Sandy Maree Graham (32) is charged with his murder at Otautau on April 16, 2020.
George Ivor Hyde (24) is charged with accessory after the fact to murder at Otautau between April 16 and 27, 2020.
Mr Watene’s body was found about a month after he went missing in the Longwood Forest buried in a shallow grave.
On Monday defence lawyer for Graham, Sarah Saunderson-Warner, said Mr Watene had been shot but it was not done on purpose nor with murderous intent.
When questioned by Crown solicitor Mary-Jane Thomas this morning, Geoffrey Miller said he was the owner of a .22 Ruger rifle which had been lent to Graham.
On May 5 he collected the rifle from Mr Braven, who had picked it up from Graham’s house a few days before, as he needed it to shoot hares and possums at a farm.
After he collected it, he took it out to his back yard.
He didn’t believe the magazine was in the gun at the time and didn’t check it before he pulled the trigger, firing a bullet into the ground not realising there was still a bullet in the firearm.
On two occasions he remembered talking to Graham about the disappearance of Mr Watene.
On the first he asked her if she was involved in Mr Watene’s disappearance.
“She said that ‘Do you think I could do something like that?’. I said I’m not sure I wasn’t there so how would I know,” Mr Miller said.
During another discussion he told Graham that the police had taken all his guns and said they were interested in a .22 calibre rifle.
“What did she say?
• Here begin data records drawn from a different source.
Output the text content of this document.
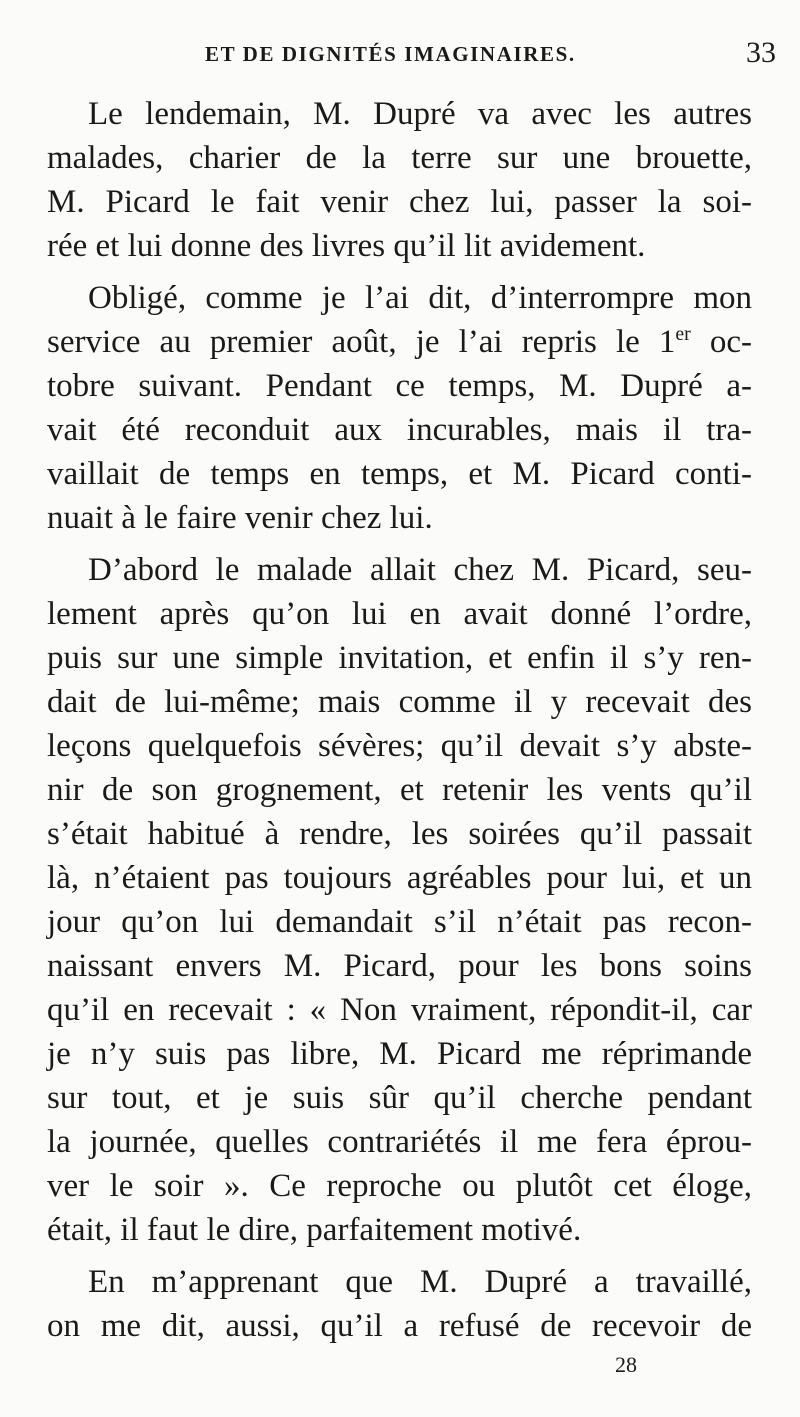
ET DE DIGNITÉS IMAGINAIRES.	33
Le lendemain, M. Dupré va avec les autres
malades, charier de la terre sur une brouette,
M. Picard le fait venir chez lui, passer la soi-
rée et lui donne des livres qu’il lit avidement.
Obligé, comme je l’ai dit, d’interrompre mon
service au premier août, je l’ai repris le 1er oc-
tobre suivant. Pendant ce temps, M. Dupré a-
vait été reconduit aux incurables, mais il tra-
vaillait de temps en temps, et M. Picard conti-
nuait à le faire venir chez lui.
D’abord le malade allait chez M. Picard, seu-
lement après qu’on lui en avait donné l’ordre,
puis sur une simple invitation, et enfin il s’y ren-
dait de lui-même; mais comme il y recevait des
leçons quelquefois sévères; qu’il devait s’y abste-
nir de son grognement, et retenir les vents qu’il
s’était habitué à rendre, les soirées qu’il passait
là, n’étaient pas toujours agréables pour lui, et un
jour qu’on lui demandait s’il n’était pas recon-
naissant envers M. Picard, pour les bons soins
qu’il en recevait : « Non vraiment, répondit-il, car
je n’y suis pas libre, M. Picard me réprimande
sur tout, et je suis sûr qu’il cherche pendant
la journée, quelles contrariétés il me fera éprou-
ver le soir ». Ce reproche ou plutôt cet éloge,
était, il faut le dire, parfaitement motivé.
En m’apprenant que M. Dupré a travaillé,
on me dit, aussi, qu’il a refusé de recevoir de
28
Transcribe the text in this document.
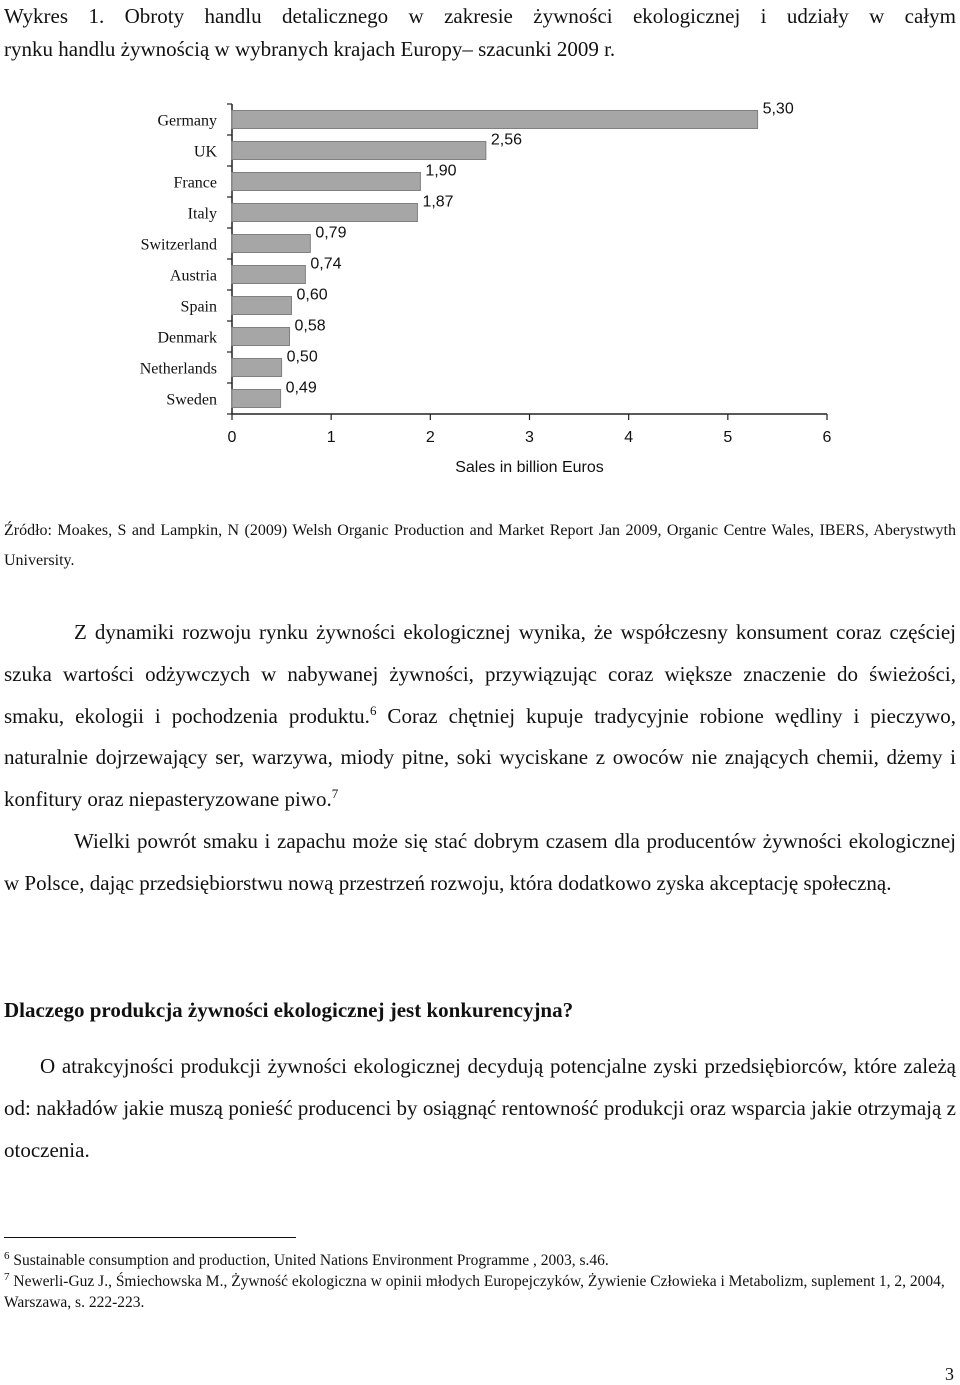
Wykres 1. Obroty handlu detalicznego w zakresie żywności ekologicznej i udziały w całym
rynku handlu żywnością w wybranych krajach Europy– szacunki 2009 r.
0	1	2	3	4	5	6
Sales in billion Euros
Germany
5,30
UK
2,56
France
1,90
Italy
1,87
Switzerland
0,79
Austria
0,74
Spain
0,60
Denmark
0,58
Netherlands
0,50
Sweden
0,49
Źródło: Moakes, S and Lampkin, N (2009) Welsh Organic Production and Market Report Jan 2009, Organic Centre Wales, IBERS, Aberystwyth University.
Z dynamiki rozwoju rynku żywności ekologicznej wynika, że współczesny konsument coraz częściej szuka wartości odżywczych w nabywanej żywności, przywiązując coraz większe znaczenie do świeżości, smaku, ekologii i pochodzenia produktu.$^6$ Coraz chętniej kupuje tradycyjnie robione wędliny i pieczywo, naturalnie dojrzewający ser, warzywa, miody pitne, soki wyciskane z owoców nie znających chemii, dżemy i konfitury oraz niepasteryzowane piwo.$^7$
Wielki powrót smaku i zapachu może się stać dobrym czasem dla producentów żywności ekologicznej w Polsce, dając przedsiębiorstwu nową przestrzeń rozwoju, która dodatkowo zyska akceptację społeczną.
Dlaczego produkcja żywności ekologicznej jest konkurencyjna?
O atrakcyjności produkcji żywności ekologicznej decydują potencjalne zyski przedsiębiorców, które zależą od: nakładów jakie muszą ponieść producenci by osiągnąć rentowność produkcji oraz wsparcia jakie otrzymają z otoczenia.

$^6$ Sustainable consumption and production, United Nations Environment Programme , 2003, s.46.

$^7$ Newerli-Guz J., Śmiechowska M., Żywność ekologiczna w opinii młodych Europejczyków, Żywienie Człowieka i Metabolizm, suplement 1, 2, 2004, Warszawa, s. 222-223.

3
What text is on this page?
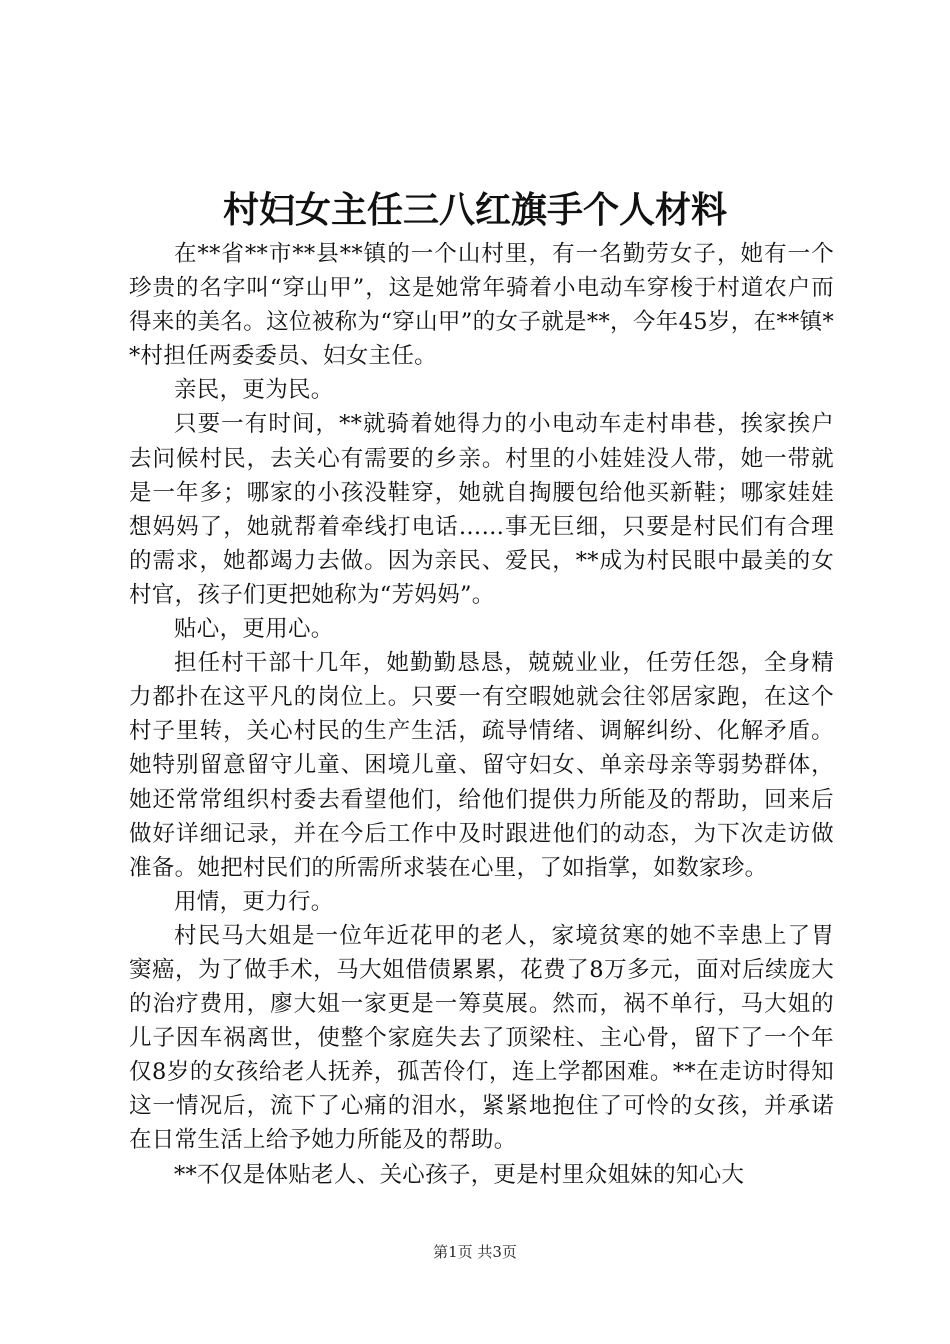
村妇女主任三八红旗手个人材料

在**省**市**县**镇的一个山村里，有一名勤劳女子，她有一个珍贵的名字叫“穿山甲”，这是她常年骑着小电动车穿梭于村道农户而得来的美名。这位被称为“穿山甲”的女子就是**，今年45岁，在**镇**村担任两委委员、妇女主任。

亲民，更为民。

只要一有时间，**就骑着她得力的小电动车走村串巷，挨家挨户去问候村民，去关心有需要的乡亲。村里的小娃娃没人带，她一带就是一年多；哪家的小孩没鞋穿，她就自掏腰包给他买新鞋；哪家娃娃想妈妈了，她就帮着牵线打电话……事无巨细，只要是村民们有合理的需求，她都竭力去做。因为亲民、爱民，**成为村民眼中最美的女村官，孩子们更把她称为“芳妈妈”。

贴心，更用心。

担任村干部十几年，她勤勤恳恳，兢兢业业，任劳任怨，全身精力都扑在这平凡的岗位上。只要一有空暇她就会往邻居家跑，在这个村子里转，关心村民的生产生活，疏导情绪、调解纠纷、化解矛盾。她特别留意留守儿童、困境儿童、留守妇女、单亲母亲等弱势群体，她还常常组织村委去看望他们，给他们提供力所能及的帮助，回来后做好详细记录，并在今后工作中及时跟进他们的动态，为下次走访做准备。她把村民们的所需所求装在心里，了如指掌，如数家珍。

用情，更力行。

村民马大姐是一位年近花甲的老人，家境贫寒的她不幸患上了胃窦癌，为了做手术，马大姐借债累累，花费了8万多元，面对后续庞大的治疗费用，廖大姐一家更是一筹莫展。然而，祸不单行，马大姐的儿子因车祸离世，使整个家庭失去了顶梁柱、主心骨，留下了一个年仅8岁的女孩给老人抚养，孤苦伶仃，连上学都困难。**在走访时得知这一情况后，流下了心痛的泪水，紧紧地抱住了可怜的女孩，并承诺在日常生活上给予她力所能及的帮助。

**不仅是体贴老人、关心孩子，更是村里众姐妹的知心大

第1页 共3页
Crown solicitor Ms Thomas asked him.
“She said well she wished she’d never seen the gun, never got the gun.”
Under cross examination by Graham’s defence lawyer Philip Shamy, Mr Miller couldn’t remember for sure if the magazine was in the rifle or not when he fired the bullet into the ground outside his house.
Before the lunch break today, Graham’s second police interview from August 4, 2020 was played.
In it she admitted to Sergeant Fred Shandley she had sex once with Hyde, either a week or two weeks before the interview.
When Sgt Shandley put it to her that her friend said he had dropped the gun off at her house and only collected it at the start of May, she denied the allegation.